Si può pertanto agire e modificare l'organizzazione del lavoro,
operando ad esempio una ridistribuzione del lavoro in maniera da evitare
sovraccarichi e situazioni stressogene, rendendo il lavoro più
vario e interessante. Ad esempio si possono alternare compiti che impegnano
molto le energie emozionali a compiti non impegnativi in grado di controbilanciare
i primi.
L'autrice rileva inoltre la possibilità di agire sul burn-out,
modificando il rapporto con gli utenti, dopo aver identificato quegli
aspetti del contatto che potrebbero provocare tensione emozionale. Purchè
un cambiamento sia efficace deve essere ovviamente costruito su misura
per le esigenze e le caratteristiche specifiche dell'organizzazione.
Maslach ad esempio riporta che una fonte di tensione nel contatto tra
operatori e clienti è la discrepanza tra obiettivi e aspettative.
A ciò si potrebbe rimediare rendendo le comunicazioni molto più
dirette, chiare. Si possono esplicitare quelle aspettative spesso poco
espresse e avere maggiore chiarezza nella presentazione degli obiettivi,
che talvolta appaiono confusi.
VALUTAZIONE DEL LIVELLO DI BURN-OUT NEL LAVORO DI CURA CON ANZIANI ISTITUZIONALIZZATI
Alcuni autori (Fabbo, Bedini et al., 2005) hanno svolto una ricerca
presso una Residenza per anziani in provincia di Reggio Emilia con l'intento
di verificare la possibile presenza di burn-out all'interno della stessa
e l'eventuale miglioramento di questa situazione tra il personale, in
rapporto all'introduzione in struttura di un programma riabilitativo.

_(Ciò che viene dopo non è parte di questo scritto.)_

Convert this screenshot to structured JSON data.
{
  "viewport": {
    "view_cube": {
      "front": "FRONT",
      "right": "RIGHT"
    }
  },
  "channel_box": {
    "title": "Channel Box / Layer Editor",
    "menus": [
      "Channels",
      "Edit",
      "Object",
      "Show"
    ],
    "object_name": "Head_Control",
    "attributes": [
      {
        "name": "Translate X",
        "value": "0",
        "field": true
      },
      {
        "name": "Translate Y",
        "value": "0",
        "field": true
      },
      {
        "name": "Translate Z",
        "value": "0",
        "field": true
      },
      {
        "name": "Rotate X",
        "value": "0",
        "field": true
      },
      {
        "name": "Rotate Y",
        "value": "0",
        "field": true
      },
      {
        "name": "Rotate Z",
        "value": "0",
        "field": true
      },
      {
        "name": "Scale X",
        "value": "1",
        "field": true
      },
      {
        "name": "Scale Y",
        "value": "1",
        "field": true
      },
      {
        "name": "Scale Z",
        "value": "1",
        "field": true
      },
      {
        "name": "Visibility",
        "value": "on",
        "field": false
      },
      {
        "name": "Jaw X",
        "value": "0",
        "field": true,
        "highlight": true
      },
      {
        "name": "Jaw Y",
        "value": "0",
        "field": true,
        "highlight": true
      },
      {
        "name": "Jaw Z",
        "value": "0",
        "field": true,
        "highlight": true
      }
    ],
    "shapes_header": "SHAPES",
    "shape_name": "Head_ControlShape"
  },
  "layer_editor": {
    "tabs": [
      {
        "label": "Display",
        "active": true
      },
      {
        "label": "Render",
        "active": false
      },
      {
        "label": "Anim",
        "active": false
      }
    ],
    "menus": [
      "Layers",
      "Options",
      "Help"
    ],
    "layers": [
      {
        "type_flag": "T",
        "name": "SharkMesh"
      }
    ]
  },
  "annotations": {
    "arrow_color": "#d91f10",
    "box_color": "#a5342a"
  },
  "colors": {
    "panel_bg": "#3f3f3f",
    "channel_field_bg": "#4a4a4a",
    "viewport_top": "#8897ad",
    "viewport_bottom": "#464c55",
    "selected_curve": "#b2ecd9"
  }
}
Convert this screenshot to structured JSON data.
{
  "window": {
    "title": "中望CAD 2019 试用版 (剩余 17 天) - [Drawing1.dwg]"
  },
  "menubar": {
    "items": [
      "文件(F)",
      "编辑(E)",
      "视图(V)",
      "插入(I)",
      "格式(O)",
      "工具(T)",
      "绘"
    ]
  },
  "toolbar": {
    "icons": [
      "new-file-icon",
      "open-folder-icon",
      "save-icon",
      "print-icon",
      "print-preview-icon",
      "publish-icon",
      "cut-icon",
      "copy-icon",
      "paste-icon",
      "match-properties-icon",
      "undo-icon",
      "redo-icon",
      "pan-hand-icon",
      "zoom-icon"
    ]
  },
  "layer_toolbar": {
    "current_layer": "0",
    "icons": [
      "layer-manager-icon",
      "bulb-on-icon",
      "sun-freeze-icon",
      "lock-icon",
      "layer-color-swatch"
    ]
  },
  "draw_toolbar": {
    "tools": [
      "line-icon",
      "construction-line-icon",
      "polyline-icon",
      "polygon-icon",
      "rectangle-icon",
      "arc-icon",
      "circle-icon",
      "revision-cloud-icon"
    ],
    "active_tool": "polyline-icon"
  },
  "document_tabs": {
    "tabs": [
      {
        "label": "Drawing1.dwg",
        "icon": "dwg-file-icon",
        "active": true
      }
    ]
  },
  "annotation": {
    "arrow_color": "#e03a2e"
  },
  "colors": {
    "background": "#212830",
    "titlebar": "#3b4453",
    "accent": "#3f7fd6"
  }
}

Il programma prevedeva l'utilizzo di tecniche di Reality Orientation
Therapy e di Terapia Occupazionale rivolta agli anziani che presentavano
decadimento cognitivo di grado moderato-severo; tale evento era teso
a migliorare la performance psicofisica degli ospiti. Il livello di
burn-out è stato misurato mediante l'utilizzo della Maslach Burnout
Inventory, strumento che misura i tre aspetti della sindrome: esaurimento
emotivo, depersonalizzazione, mancanza di realizzazione personale. La
scala è stata somministrata dagli autori a tutto il personale
della struttura (operatori sanitari e sociali) prima dell'inizio del
programma terapeutico rivolto agli ospiti e ripetuta a 3 mesi di distanza
alla fine del primo ciclo delle terapie stesse.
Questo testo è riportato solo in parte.